Specifying regulatory hurdles, Rustagi says, “As planning laws keep changing constantly, residential consumers prefer to keep rooftops free for future construction. Rooftop solar is financially very attractive for business consumers, but the DISCOMs have not been supportive as it takes away some of their highest paying customers. There are many artificial caps and restrictions in net metering that discourage such consumers.”

Lack of a successful model to aggregate under the OPEX model, as well as consumer awareness are among other challenges to rooftop solar growth, pointed out Rajneesh Sharma, Director, Consulting-Energy & Resources, Deloitte, while speaking at Global RE-Invest 2018 earlier this month in Greater Noida.

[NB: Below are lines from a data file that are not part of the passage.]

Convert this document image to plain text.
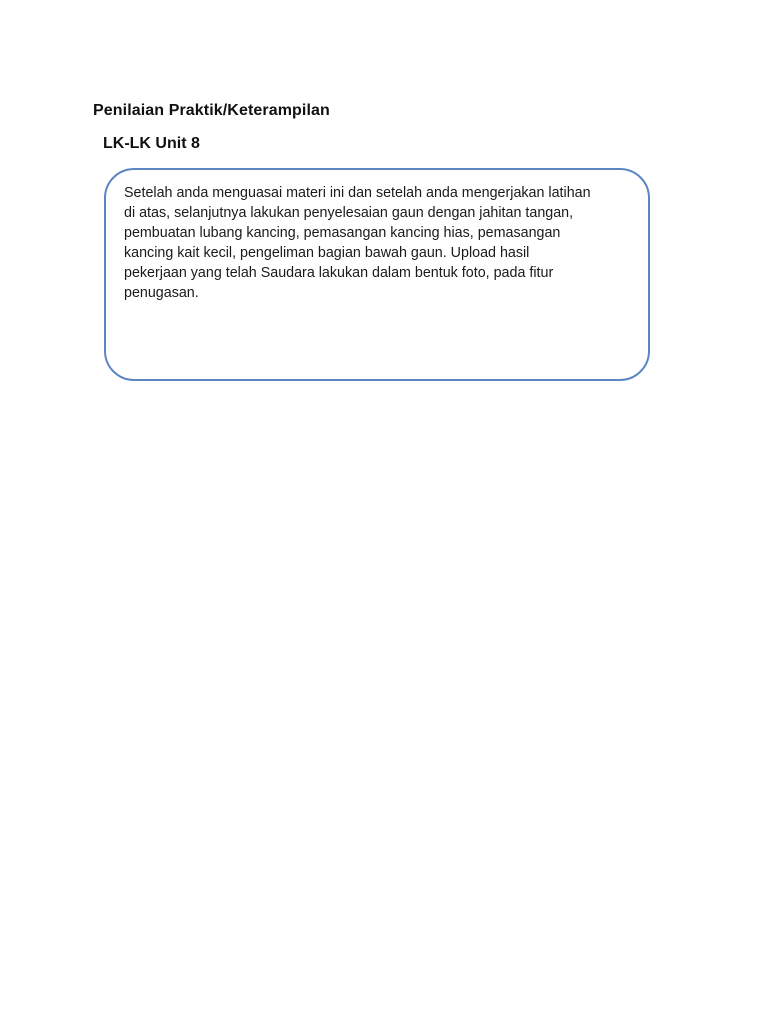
Penilaian Praktik/Keterampilan
LK-LK Unit 8

Setelah anda menguasai materi ini dan setelah anda mengerjakan latihan
di atas, selanjutnya lakukan penyelesaian gaun dengan jahitan tangan,
pembuatan lubang kancing, pemasangan kancing hias, pemasangan
kancing kait kecil, pengeliman bagian bawah gaun. Upload hasil
pekerjaan yang telah Saudara lakukan dalam bentuk foto, pada fitur
penugasan.
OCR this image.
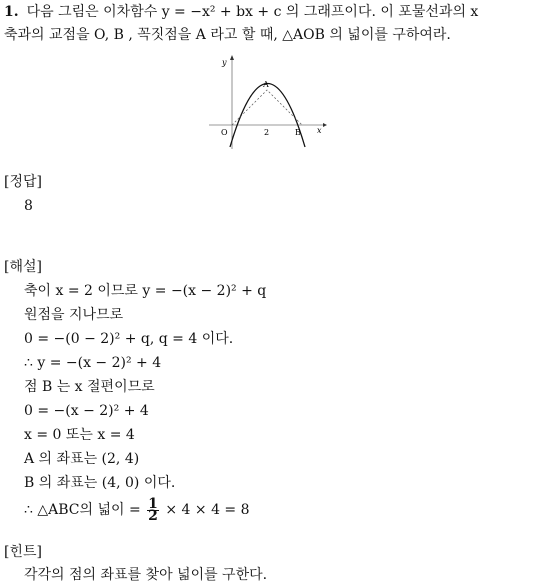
1. 다음 그림은 이차함수 y = −x² + bx + c 의 그래프이다. 이 포물선과의 x
축과의 교점을 O, B , 꼭짓점을 A 라고 할 때, △AOB 의 넓이를 구하여라.
y
A
O	2	B x
[정답]
8
[해설]
축이 x = 2 이므로 y = −(x − 2)² + q
원점을 지나므로
0 = −(0 − 2)² + q, q = 4 이다.
∴ y = −(x − 2)² + 4
점 B 는 x 절편이므로
0 = −(x − 2)² + 4
x = 0 또는 x = 4
A 의 좌표는 (2, 4)
B 의 좌표는 (4, 0) 이다.
∴ △ABC의 넓이 = $\frac{1}{2} \times 4 \times 4 = 8$
[힌트]
각각의 점의 좌표를 찾아 넓이를 구한다.
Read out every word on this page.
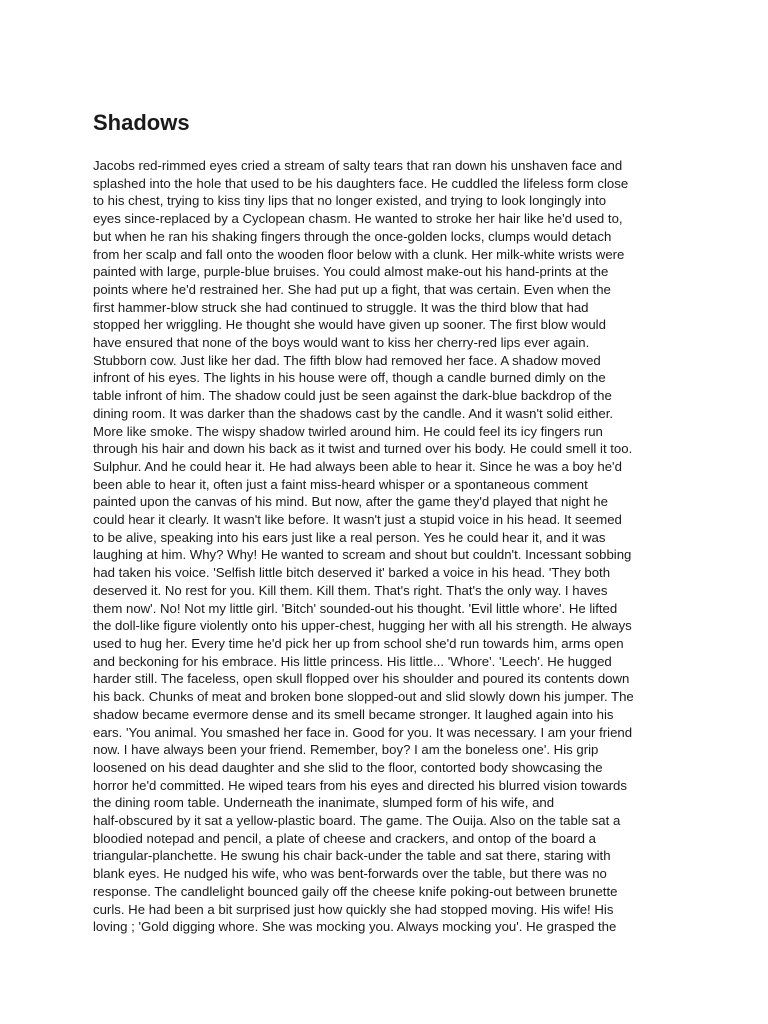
Shadows
Jacobs red-rimmed eyes cried a stream of salty tears that ran down his unshaven face and
splashed into the hole that used to be his daughters face. He cuddled the lifeless form close
to his chest, trying to kiss tiny lips that no longer existed, and trying to look longingly into
eyes since-replaced by a Cyclopean chasm. He wanted to stroke her hair like he'd used to,
but when he ran his shaking fingers through the once-golden locks, clumps would detach
from her scalp and fall onto the wooden floor below with a clunk. Her milk-white wrists were
painted with large, purple-blue bruises. You could almost make-out his hand-prints at the
points where he'd restrained her. She had put up a fight, that was certain. Even when the
first hammer-blow struck she had continued to struggle. It was the third blow that had
stopped her wriggling. He thought she would have given up sooner. The first blow would
have ensured that none of the boys would want to kiss her cherry-red lips ever again.
Stubborn cow. Just like her dad. The fifth blow had removed her face. A shadow moved
infront of his eyes. The lights in his house were off, though a candle burned dimly on the
table infront of him. The shadow could just be seen against the dark-blue backdrop of the
dining room. It was darker than the shadows cast by the candle. And it wasn't solid either.
More like smoke. The wispy shadow twirled around him. He could feel its icy fingers run
through his hair and down his back as it twist and turned over his body. He could smell it too.
Sulphur. And he could hear it. He had always been able to hear it. Since he was a boy he'd
been able to hear it, often just a faint miss-heard whisper or a spontaneous comment
painted upon the canvas of his mind. But now, after the game they'd played that night he
could hear it clearly. It wasn't like before. It wasn't just a stupid voice in his head. It seemed
to be alive, speaking into his ears just like a real person. Yes he could hear it, and it was
laughing at him. Why? Why! He wanted to scream and shout but couldn't. Incessant sobbing
had taken his voice. 'Selfish little bitch deserved it' barked a voice in his head. 'They both
deserved it. No rest for you. Kill them. Kill them. That's right. That's the only way. I haves
them now'. No! Not my little girl. 'Bitch' sounded-out his thought. 'Evil little whore'. He lifted
the doll-like figure violently onto his upper-chest, hugging her with all his strength. He always
used to hug her. Every time he'd pick her up from school she'd run towards him, arms open
and beckoning for his embrace. His little princess. His little... 'Whore'. 'Leech'. He hugged
harder still. The faceless, open skull flopped over his shoulder and poured its contents down
his back. Chunks of meat and broken bone slopped-out and slid slowly down his jumper. The
shadow became evermore dense and its smell became stronger. It laughed again into his
ears. 'You animal. You smashed her face in. Good for you. It was necessary. I am your friend
now. I have always been your friend. Remember, boy? I am the boneless one'. His grip
loosened on his dead daughter and she slid to the floor, contorted body showcasing the
horror he'd committed. He wiped tears from his eyes and directed his blurred vision towards
the dining room table. Underneath the inanimate, slumped form of his wife, and
half-obscured by it sat a yellow-plastic board. The game. The Ouija. Also on the table sat a
bloodied notepad and pencil, a plate of cheese and crackers, and ontop of the board a
triangular-planchette. He swung his chair back-under the table and sat there, staring with
blank eyes. He nudged his wife, who was bent-forwards over the table, but there was no
response. The candlelight bounced gaily off the cheese knife poking-out between brunette
curls. He had been a bit surprised just how quickly she had stopped moving. His wife! His
loving ; 'Gold digging whore. She was mocking you. Always mocking you'. He grasped the
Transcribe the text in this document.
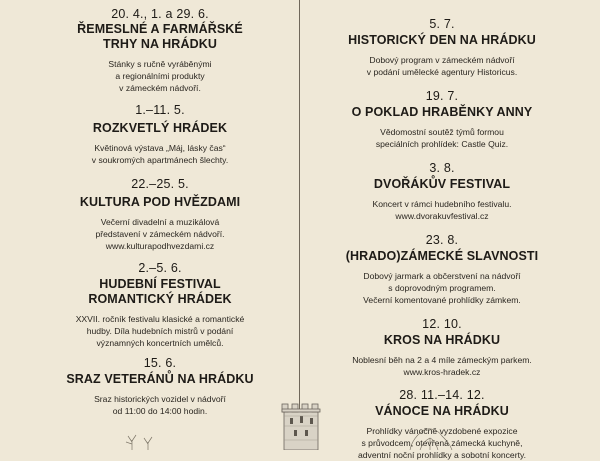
20. 4., 1. a 29. 6.
ŘEMESLNÉ A FARMÁŘSKÉ
TRHY NA HRÁDKU
Stánky s ručně vyráběnými
a regionálními produkty
v zámeckém nádvoří.
1.–11. 5.
ROZKVETLÝ HRÁDEK
Květinová výstava „Máj, lásky čas“
v soukromých apartmánech šlechty.
22.–25. 5.
KULTURA POD HVĚZDAMI
Večerní divadelní a muzikálová
představení v zámeckém nádvoří.
www.kulturapodhvezdami.cz
2.–5. 6.
HUDEBNÍ FESTIVAL
ROMANTICKÝ HRÁDEK
XXVII. ročník festivalu klasické a romantické
hudby. Díla hudebních mistrů v podání
významných koncertních umělců.
15. 6.
SRAZ VETERÁNŮ NA HRÁDKU
Sraz historických vozidel v nádvoří
od 11:00 do 14:00 hodin.
5. 7.
HISTORICKÝ DEN NA HRÁDKU
Dobový program v zámeckém nádvoří
v podání umělecké agentury Historicus.
19. 7.
O POKLAD HRABĚNKY ANNY
Vědomostní soutěž týmů formou
speciálních prohlídek: Castle Quiz.
3. 8.
DVOŘÁKŮV FESTIVAL
Koncert v rámci hudebního festivalu.
www.dvorakuvfestival.cz
23. 8.
(HRADO)ZÁMECKÉ SLAVNOSTI
Dobový jarmark a občerstvení na nádvoří
s doprovodným programem.
Večerní komentované prohlídky zámkem.
12. 10.
KROS NA HRÁDKU
Noblesní běh na 2 a 4 míle zámeckým parkem.
www.kros-hradek.cz
28. 11.–14. 12.
VÁNOCE NA HRÁDKU
Prohlídky vánočně vyzdobené expozice
s průvodcem, otevřená zámecká kuchyně,
adventní noční prohlídky a sobotní koncerty.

The most important steps to promoting rooftop solar growth in India is to encourage and incentivise DISCOMs to support this market. They should be compensated adequately for their services as well as for upgrading the distribution infrastructure, say Vinay Rustagi.

“The government should withdraw capital subsidies and instead allocate funds towards consumer education and quality assurance initiatives. Facilitating financing options specifically for residential and SME consumers would boost adoption by such consumers. Lastly, policy stability is badly needed to attract more professional capital and to sustain growth,” he adds.

To overcome financing hurdles, Kuldeep Jain, founder and managing director at CleanMax Solar, suggests a pooled first-loss protection programme could help expand coverage towards a larger section of commercial and industrial consumers. This could be created at the government level, with multilateral or donor support.

“Standardised regulatory support involves removing artificial caps on capacity per roof, fast net metering approval, etc. These issues currently delay (solar) projects and lower the possible capacity to be installed,” Jain adds.

To sum up, “We need tariff rationalization; we need to avoid frequent changes to net-metering framework; DISCOMs and state nodal agencies too need to be supported to facilitate implementation of rooftop solar; and a rating mechanism should be created for developers,” says Rajneesh Sharma.